We rank 38th in the nation in terms of health outcomes, including mortality rates and other measures, like how many adults have diabetes. We’re 12th highest in the number of people diagnosed with AIDS, a condition now preventable if patients are diagnosed early and have access to care and treatment available through programs like Medicaid.

Dr. Adimora also describes her personal experience treating low income North Carolinians:

In my practice, I treat patients with infectious diseases, including those infected with HIV. I see firsthand the struggles many of them face because they cannot afford or do not qualify for health insurance. Too many don’t receive the care they need until they are seriously ill when treatment is less effective. Their lives are often needlessly shorter and hospital bills higher than if they had the regular access to care that Medicaid provides.

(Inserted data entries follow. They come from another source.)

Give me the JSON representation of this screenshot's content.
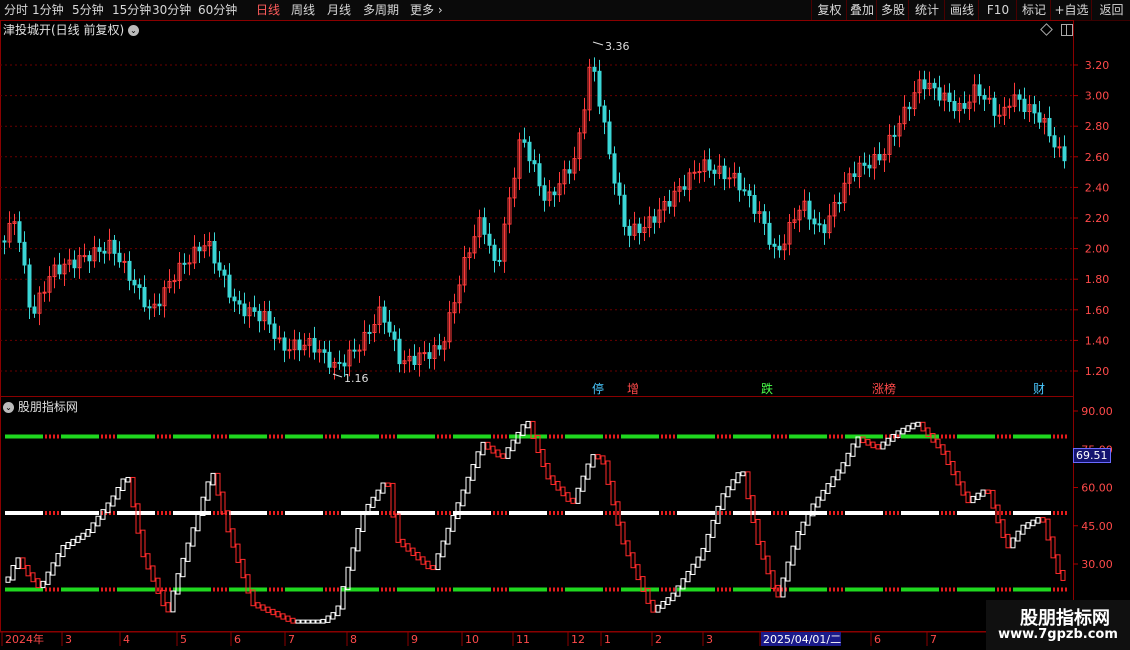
{
  "toolbar": {
    "periods": [
      "分时",
      "1分钟",
      "5分钟",
      "15分钟",
      "30分钟",
      "60分钟",
      "日线",
      "周线",
      "月线",
      "多周期",
      "更多 ›"
    ],
    "active": "日线",
    "right_buttons": [
      "复权",
      "叠加",
      "多股",
      "统计",
      "画线",
      "F10",
      "标记",
      "+自选",
      "返回"
    ]
  },
  "title": "津投城开(日线 前复权)",
  "main_panel": {
    "y_ticks": [
      "3.20",
      "3.00",
      "2.80",
      "2.60",
      "2.40",
      "2.20",
      "2.00",
      "1.80",
      "1.60",
      "1.40",
      "1.20"
    ],
    "high_label": "3.36",
    "low_label": "1.16",
    "event_markers": [
      {
        "label": "停",
        "color": "#4ac8ff"
      },
      {
        "label": "增",
        "color": "#ff4a4a"
      },
      {
        "label": "跌",
        "color": "#4aff4a"
      },
      {
        "label": "涨榜",
        "color": "#ff4a4a"
      },
      {
        "label": "财",
        "color": "#4ac8ff"
      }
    ]
  },
  "indicator_panel": {
    "name": "股朋指标网",
    "y_ticks": [
      "90.00",
      "75.00",
      "60.00",
      "45.00",
      "30.00"
    ],
    "current_value": "69.51",
    "levels": [
      80,
      50,
      20
    ]
  },
  "x_axis": {
    "labels": [
      "2024年",
      "3",
      "4",
      "5",
      "6",
      "7",
      "8",
      "9",
      "10",
      "11",
      "12",
      "1",
      "2",
      "3",
      "2025/04/01/二",
      "6",
      "7"
    ],
    "highlight": "2025/04/01/二"
  },
  "watermark": {
    "line1": "股朋指标网",
    "line2": "www.7gpzb.com"
  },
  "colors": {
    "up": "#ff3b3b",
    "down": "#3ad6d6",
    "green_line": "#1fd81f",
    "white_line": "#ffffff",
    "grid": "#8a0000"
  },
  "chart_data": {
    "type": "candlestick",
    "price_min": 1.16,
    "price_max": 3.36,
    "indicator_range": [
      0,
      100
    ]
  }
}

While North Carolina’s political leaders seem immune to moral arguments, Governor Kasich of Ohio, who has come out in support of Medicaid expansion, used his State of the State address to make the moral argument for expansion.  Governor Kasich said

I can’t look at the disabled, I can’t look at the poor, I can’t look at the mentally ill, I can’t look at the addicted and think we ought to ignore them. For those who live in the shadows of life, for those who are the least among us, I will not accept the fact that the most vulnerable in our state should be ignored. We can help them.

North Carolina’s leaders have offered no plan whatsoever for helping the half million North Carolinians who would gain coverage under Medicaid expansion. Until they can get past their anti-government, tea party fervor, it’s unlikely they will.